Clarke toys with early fee hike

十二月 20, 2002

Ministers are considering an immediate rise in upfront tuition fees to help bridge the gap in university funding until more radical reforms are introduced.

Plans submitted to education secretary Charles Clarke would see above-inflation increases in the existing fee for the next five years. Graduates would then be expected to meet more of the costs of higher education, either through a repayment scheme or a full-blown graduate tax.

Two options are being prepared for announcement in next month's strategy document. The first would raise the £1,100 annual fee initially by inflation plus, perhaps, £100. The second would involve a steeper initial increase of up to £500.

Universities would be allowed to charge less than the maximum fee. Both models would allow for above-inflation rises in subsequent years.

Prime minister Tony Blair ruled out parents having to pay thousands of pounds in upfront fees in a Commons speech a fortnight ago. He signalled that fees would have to rise nonetheless. Mr Blair said that the money could come only from taxpayers, students or their parents.

Mr Clarke has the power, under the 1998 Teaching and Higher Education Act, to raise the annual fee above inflation. But such increases must be approved by the Commons and the House of Lords.

Increasing fees sooner rather than later would bring extra income to universities, which need nearly £10 billion more over the next three years. It would supplement the public money allocated to higher education from the government's spending review settlement for 2003-06, due to be announced alongside the strategy document. Much of this extra money will be earmarked for staff pay.

Any upfront fee rises would be integral to the government's move to a system where charges are differentiated by course, and possibly by institution. Annual fees would be capped but could be increased over time.

Upfront charging would be scrapped, with graduates repaying the cost of their studies according to their earnings.

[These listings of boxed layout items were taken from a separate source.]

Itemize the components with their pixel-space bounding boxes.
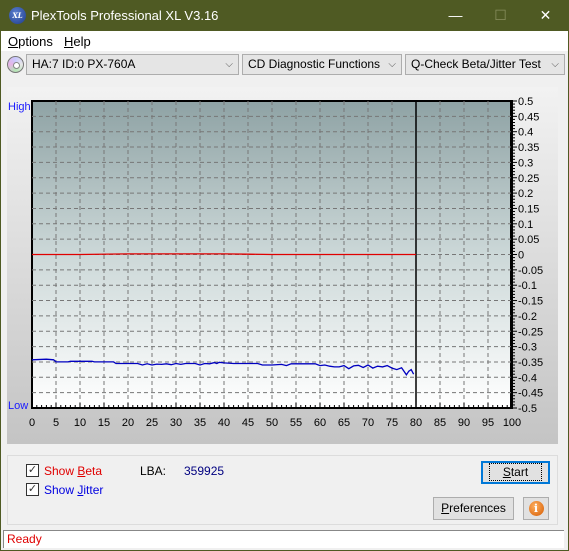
start-text: tart (510, 465, 529, 479)
series-line-beta (32, 253, 416, 256)
y-tick-label: -0.05 (518, 265, 543, 277)
status-bar: Ready (3, 530, 564, 548)
start-button[interactable]: Start (481, 461, 550, 484)
check-icon: ✓ (27, 464, 38, 476)
x-tick-label: 25 (146, 417, 158, 429)
y-tick-label: -0.5 (518, 403, 537, 415)
x-tick-label: 5 (53, 417, 59, 429)
x-tick-label: 50 (266, 417, 278, 429)
start-accel: S (502, 465, 511, 479)
start-button-label: Start (488, 463, 543, 481)
y-tick-label: 0.05 (518, 234, 539, 246)
y-tick-label: 0.5 (518, 96, 533, 108)
x-tick-label: 45 (242, 417, 254, 429)
y-tick-label: 0.1 (518, 219, 533, 231)
x-tick-label: 90 (458, 417, 470, 429)
check-icon: ✓ (27, 483, 38, 495)
y-tick-label: -0.1 (518, 280, 537, 292)
status-text: Ready (7, 532, 42, 546)
show-jitter-checkbox[interactable]: ✓ (26, 483, 39, 496)
x-tick-label: 15 (98, 417, 110, 429)
show-beta-checkbox[interactable]: ✓ (26, 464, 39, 477)
x-tick-label: 40 (218, 417, 230, 429)
preferences-button[interactable]: Preferences (433, 497, 514, 520)
y-tick-label: 0.2 (518, 188, 533, 200)
y-tick-label: -0.4 (518, 372, 537, 384)
show-beta-text-rest: eta (85, 464, 103, 478)
x-tick-label: 85 (434, 417, 446, 429)
info-button[interactable]: i (523, 497, 549, 520)
x-tick-label: 55 (290, 417, 302, 429)
x-tick-label: 10 (74, 417, 86, 429)
lba-label: LBA: (140, 464, 167, 478)
lba-value: 359925 (184, 464, 225, 478)
x-tick-label: 95 (482, 417, 494, 429)
x-tick-label: 20 (122, 417, 134, 429)
y-tick-label: -0.45 (518, 388, 543, 400)
x-tick-label: 60 (314, 417, 326, 429)
x-tick-label: 65 (338, 417, 350, 429)
y-tick-label: 0.4 (518, 127, 533, 139)
y-tick-label: -0.3 (518, 342, 537, 354)
x-tick-label: 30 (170, 417, 182, 429)
y-tick-label: -0.25 (518, 326, 543, 338)
show-jitter-label[interactable]: Show Jitter (44, 483, 103, 497)
info-icon: i (528, 501, 544, 516)
y-tick-label: -0.35 (518, 357, 543, 369)
y-tick-label: 0 (518, 250, 524, 262)
y-tick-label: 0.45 (518, 111, 539, 123)
y-tick-label: 0.15 (518, 203, 539, 215)
show-beta-label[interactable]: Show Beta (44, 464, 102, 478)
show-jitter-text-rest: itter (83, 483, 104, 497)
y-tick-label: 0.25 (518, 173, 539, 185)
x-tick-label: 70 (362, 417, 374, 429)
y-tick-label: 0.3 (518, 157, 533, 169)
y-tick-label: -0.2 (518, 311, 537, 323)
x-tick-label: 35 (194, 417, 206, 429)
preferences-accel: P (441, 501, 450, 515)
preferences-text: references (449, 501, 506, 515)
show-jitter-text: Show (44, 483, 78, 497)
y-tick-label: 0.35 (518, 142, 539, 154)
x-tick-label: 0 (29, 417, 35, 429)
x-tick-label: 75 (386, 417, 398, 429)
x-tick-label: 80 (410, 417, 422, 429)
x-tick-label: 100 (503, 417, 521, 429)
y-tick-label: -0.15 (518, 296, 543, 308)
show-beta-text: Show (44, 464, 78, 478)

There is still debate between ministers over the merits of a graduate tax versus a loan-repayment scheme. Either way, there is certain to be extra financial help for the poorest students.

The system would require legislation. This could be introduced after the next election when the Labour Party manifesto, which rules out top-up fees, has been rewritten.

January's strategy document will also urge universities to consider whether they have the right balance between teaching and research staff.

It will ask whether students and institutions might not be better served by having teaching-only staff who, if freed from research, would have the time and expertise to deliver the level of tuition that undergraduates paying higher fees would expect.

The document will encourage higher education institutions to look at new ways to deliver courses. Options such as two-year degrees for the most able students would require more intensive learning and drive the need for dedicated teaching staff.

There may not be any discounts for two-year degrees, however, as the amount of teaching needed to gain a degree should be the same, however long it takes.

But further demarcation between teaching and research would be resisted by staff who are anxious to retain their role as practising academics, and universities worried that they could become teaching-only institutions.

Vice-chancellors' group Universities UK this week warned against teaching-only institutions in its response to Mr Clarke's higher education issues papers that were published last month.

UUK said that all higher education institutions benefited by doing research alongside teaching. It warned against any attempts to strip research degree- awarding powers from weaker research universities, which could leave them as teaching-only institutions.

Government sources signalled a move away from measures to force universities to become teaching-only institutions. But they stressed that there would be incentives that would encourage institutions to play to their strengths, whether that was in teaching, research or both disciplines.